Organisations are getting much better at stopping cyber-attacks, but still suffered on average 30 security breaches last year, causing damage or data loss, according to Accenture. It found that 87% are now preventing “focused” attacks, up from 70% last year, but that still leaves 13% of online raids penetrating defenses. Dr Anton Grashion, Managing Director, Security Practice at Cylance commented below.
Dr Anton Grashion, Managing Director, Security Practice at Cylance:
Q.What surprises you the most about the findings from this research?

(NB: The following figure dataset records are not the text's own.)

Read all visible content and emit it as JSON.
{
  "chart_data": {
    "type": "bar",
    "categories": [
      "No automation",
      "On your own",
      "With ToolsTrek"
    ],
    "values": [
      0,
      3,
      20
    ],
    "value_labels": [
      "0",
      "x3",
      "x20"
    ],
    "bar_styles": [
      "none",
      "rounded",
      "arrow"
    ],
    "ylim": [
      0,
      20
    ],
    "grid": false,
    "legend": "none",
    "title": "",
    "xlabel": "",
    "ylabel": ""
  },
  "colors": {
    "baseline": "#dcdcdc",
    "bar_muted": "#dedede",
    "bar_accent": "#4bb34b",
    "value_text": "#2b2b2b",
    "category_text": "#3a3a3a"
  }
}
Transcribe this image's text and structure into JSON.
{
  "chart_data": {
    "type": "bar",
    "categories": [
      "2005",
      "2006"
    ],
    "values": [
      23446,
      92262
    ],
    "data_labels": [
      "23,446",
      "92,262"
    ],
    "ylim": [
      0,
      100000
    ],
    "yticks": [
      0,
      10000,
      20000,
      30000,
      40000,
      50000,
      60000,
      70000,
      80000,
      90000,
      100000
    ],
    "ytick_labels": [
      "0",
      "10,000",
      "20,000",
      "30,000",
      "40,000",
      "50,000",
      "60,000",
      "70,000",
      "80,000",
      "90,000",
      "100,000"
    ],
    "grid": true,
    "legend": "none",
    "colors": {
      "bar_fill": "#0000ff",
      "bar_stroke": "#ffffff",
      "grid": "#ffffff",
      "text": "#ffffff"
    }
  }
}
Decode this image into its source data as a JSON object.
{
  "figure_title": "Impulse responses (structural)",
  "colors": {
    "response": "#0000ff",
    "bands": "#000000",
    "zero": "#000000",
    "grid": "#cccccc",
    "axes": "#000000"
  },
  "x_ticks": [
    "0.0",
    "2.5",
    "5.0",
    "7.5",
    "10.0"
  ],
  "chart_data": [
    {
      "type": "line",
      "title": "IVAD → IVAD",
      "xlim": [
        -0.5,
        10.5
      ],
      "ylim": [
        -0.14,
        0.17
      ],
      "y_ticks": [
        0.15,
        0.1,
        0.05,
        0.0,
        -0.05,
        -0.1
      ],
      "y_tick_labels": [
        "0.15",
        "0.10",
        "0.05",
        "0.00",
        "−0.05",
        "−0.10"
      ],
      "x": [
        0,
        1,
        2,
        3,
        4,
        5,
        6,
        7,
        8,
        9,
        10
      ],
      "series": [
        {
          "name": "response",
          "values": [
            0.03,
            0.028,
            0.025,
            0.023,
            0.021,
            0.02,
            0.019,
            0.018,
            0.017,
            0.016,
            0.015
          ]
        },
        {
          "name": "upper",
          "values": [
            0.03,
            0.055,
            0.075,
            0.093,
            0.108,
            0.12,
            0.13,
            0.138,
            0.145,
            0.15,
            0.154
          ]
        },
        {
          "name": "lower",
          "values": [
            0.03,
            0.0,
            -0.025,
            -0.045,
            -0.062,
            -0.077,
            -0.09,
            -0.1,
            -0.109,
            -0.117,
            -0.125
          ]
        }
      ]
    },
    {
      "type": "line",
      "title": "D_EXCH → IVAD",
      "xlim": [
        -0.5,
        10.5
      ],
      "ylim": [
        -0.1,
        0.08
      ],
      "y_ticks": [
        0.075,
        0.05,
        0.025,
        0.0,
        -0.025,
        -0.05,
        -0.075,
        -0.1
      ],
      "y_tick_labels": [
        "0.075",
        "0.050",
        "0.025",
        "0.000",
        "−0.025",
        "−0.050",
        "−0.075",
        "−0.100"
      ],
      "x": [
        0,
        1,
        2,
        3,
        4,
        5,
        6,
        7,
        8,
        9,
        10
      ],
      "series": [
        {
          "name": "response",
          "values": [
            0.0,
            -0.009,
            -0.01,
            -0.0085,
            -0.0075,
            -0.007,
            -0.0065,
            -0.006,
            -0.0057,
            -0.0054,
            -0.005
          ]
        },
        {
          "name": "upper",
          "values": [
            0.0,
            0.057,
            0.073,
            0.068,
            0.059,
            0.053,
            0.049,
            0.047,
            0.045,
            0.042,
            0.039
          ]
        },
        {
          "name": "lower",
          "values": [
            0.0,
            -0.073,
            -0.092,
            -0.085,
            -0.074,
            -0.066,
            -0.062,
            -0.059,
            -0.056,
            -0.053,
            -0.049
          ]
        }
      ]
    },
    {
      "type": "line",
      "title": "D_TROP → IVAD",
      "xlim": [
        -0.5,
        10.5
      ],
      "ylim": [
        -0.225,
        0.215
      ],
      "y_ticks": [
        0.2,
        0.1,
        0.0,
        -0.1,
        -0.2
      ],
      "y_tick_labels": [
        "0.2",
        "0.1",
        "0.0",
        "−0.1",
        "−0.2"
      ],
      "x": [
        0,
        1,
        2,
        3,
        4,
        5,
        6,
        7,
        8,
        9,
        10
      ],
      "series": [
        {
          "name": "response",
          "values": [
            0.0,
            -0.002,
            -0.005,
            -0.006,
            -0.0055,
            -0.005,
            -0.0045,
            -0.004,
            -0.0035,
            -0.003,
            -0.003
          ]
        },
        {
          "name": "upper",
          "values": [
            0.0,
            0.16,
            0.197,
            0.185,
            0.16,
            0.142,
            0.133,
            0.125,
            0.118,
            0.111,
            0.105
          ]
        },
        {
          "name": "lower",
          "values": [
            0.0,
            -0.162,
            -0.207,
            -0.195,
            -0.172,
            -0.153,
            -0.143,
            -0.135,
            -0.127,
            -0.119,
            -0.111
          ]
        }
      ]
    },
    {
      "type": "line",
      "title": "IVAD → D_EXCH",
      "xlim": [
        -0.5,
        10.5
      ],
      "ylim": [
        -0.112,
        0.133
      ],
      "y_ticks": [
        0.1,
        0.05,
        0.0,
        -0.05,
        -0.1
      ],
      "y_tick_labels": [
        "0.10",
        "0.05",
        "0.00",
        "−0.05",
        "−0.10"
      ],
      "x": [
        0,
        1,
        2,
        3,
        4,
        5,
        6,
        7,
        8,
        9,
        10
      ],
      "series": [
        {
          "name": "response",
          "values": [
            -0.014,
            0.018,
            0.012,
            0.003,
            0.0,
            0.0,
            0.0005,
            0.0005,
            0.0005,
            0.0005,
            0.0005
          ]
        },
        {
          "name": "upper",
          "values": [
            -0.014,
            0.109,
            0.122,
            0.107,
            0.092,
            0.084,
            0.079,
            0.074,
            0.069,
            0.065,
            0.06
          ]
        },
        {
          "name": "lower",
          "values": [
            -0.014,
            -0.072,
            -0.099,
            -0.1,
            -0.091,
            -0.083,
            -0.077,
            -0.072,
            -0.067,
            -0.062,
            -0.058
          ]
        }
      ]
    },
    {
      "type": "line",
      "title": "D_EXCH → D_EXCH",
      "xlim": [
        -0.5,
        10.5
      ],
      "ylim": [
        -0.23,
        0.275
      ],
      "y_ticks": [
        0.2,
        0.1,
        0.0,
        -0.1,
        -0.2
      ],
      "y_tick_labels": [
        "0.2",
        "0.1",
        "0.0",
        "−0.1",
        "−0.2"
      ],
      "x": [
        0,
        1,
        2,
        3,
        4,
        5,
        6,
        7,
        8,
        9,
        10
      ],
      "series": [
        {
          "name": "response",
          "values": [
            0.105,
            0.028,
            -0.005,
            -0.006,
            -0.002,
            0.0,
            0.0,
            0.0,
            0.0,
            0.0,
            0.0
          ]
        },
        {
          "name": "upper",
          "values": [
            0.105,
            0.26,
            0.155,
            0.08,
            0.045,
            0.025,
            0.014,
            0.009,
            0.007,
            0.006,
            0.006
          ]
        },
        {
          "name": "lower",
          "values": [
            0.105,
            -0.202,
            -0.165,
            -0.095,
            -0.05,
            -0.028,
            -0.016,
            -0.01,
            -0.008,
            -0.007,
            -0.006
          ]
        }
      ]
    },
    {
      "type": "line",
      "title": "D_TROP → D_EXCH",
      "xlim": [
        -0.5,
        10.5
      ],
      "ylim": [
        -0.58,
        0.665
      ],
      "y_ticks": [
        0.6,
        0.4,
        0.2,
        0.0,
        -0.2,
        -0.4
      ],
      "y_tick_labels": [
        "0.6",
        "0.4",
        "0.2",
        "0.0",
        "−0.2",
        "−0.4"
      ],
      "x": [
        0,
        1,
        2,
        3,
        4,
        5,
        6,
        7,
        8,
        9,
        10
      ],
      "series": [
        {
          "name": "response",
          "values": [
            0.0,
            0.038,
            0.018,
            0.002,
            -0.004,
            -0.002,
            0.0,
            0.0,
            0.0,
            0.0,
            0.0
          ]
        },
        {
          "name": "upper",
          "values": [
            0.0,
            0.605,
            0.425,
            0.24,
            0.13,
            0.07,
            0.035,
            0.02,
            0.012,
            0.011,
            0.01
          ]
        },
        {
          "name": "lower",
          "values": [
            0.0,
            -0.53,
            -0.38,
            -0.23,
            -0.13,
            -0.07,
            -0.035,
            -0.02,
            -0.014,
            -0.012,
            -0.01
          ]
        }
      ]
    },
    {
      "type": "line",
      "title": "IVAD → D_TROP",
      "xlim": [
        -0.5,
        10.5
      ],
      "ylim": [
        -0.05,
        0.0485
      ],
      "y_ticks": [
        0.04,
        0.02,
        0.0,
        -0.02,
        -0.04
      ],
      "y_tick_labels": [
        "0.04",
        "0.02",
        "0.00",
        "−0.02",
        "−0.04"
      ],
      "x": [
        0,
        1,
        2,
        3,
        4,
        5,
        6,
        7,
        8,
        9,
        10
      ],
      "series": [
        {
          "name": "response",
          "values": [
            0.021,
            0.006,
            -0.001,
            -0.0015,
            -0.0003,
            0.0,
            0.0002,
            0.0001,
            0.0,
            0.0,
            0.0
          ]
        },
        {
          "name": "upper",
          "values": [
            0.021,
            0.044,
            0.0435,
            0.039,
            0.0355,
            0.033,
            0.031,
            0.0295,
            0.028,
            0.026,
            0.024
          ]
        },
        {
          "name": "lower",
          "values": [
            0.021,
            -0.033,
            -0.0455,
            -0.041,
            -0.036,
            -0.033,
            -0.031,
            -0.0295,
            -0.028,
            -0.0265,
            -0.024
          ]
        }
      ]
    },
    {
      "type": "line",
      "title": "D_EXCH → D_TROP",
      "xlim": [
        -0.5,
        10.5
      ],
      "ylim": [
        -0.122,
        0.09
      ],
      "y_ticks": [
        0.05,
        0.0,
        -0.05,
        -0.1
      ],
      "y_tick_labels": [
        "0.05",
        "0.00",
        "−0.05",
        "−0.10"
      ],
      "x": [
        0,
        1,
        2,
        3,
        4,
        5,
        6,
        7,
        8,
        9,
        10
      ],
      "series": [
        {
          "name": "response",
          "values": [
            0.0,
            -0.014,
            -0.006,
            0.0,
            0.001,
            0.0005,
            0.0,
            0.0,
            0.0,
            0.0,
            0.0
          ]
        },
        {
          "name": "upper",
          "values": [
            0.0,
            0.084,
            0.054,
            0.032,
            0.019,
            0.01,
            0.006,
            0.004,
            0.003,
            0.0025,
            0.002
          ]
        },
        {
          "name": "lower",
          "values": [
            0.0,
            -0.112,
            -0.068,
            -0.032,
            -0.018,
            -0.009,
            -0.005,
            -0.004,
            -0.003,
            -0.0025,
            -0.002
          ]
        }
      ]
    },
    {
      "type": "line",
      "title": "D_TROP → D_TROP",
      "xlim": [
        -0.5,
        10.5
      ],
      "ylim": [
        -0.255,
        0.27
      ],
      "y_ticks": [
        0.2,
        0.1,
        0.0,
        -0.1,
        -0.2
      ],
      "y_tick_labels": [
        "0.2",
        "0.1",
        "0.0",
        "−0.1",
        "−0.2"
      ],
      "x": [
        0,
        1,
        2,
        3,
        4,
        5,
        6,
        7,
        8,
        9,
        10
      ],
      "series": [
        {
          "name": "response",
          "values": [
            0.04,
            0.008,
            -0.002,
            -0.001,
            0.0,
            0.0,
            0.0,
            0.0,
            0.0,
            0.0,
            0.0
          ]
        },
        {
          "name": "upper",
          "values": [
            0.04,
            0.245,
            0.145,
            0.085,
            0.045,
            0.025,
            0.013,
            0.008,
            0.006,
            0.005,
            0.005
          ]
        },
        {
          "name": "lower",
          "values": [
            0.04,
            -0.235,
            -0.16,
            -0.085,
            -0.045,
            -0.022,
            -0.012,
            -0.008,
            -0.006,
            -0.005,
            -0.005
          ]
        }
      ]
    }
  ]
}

A.The most surprising finding is the increase in detection rates. We routinely find malicious code residing in organisations that has had a dwell time in hundreds of days and indeed data in the latest Verizon DBIR points to discovery being closer to months rather than under a month. Having said that, organisations are probably getting better at detection but unfortunately often at the expense of at first preventing them. It is often a case of too little too late to rely on a detect and respond strategy in today’s threat landscape. The report also points out that investment in new technologies is lagging behind the assumed improvements they can deliver. Now this isn’t surprising as AI and machine learning have created a bandwagon effect that has seen vendors scrambling to claim that they have AI/ML. Checking out the claims can be time consuming and often descends into arguments about the sematic use of terminology rather than an examination of fundamental data science credentials or even testing the claims for themselves.
Q.What advice would you give to organisations to avoid being breached?
A.Start with a robust predictive prevention strategy. The more you can stop before you need to start looking for indicators of compromise fundamentally changes the economics of cybersecurity. Detection and response is undeniably necessary but never has it been more true that an ounce of prevention is worth a pound of cure.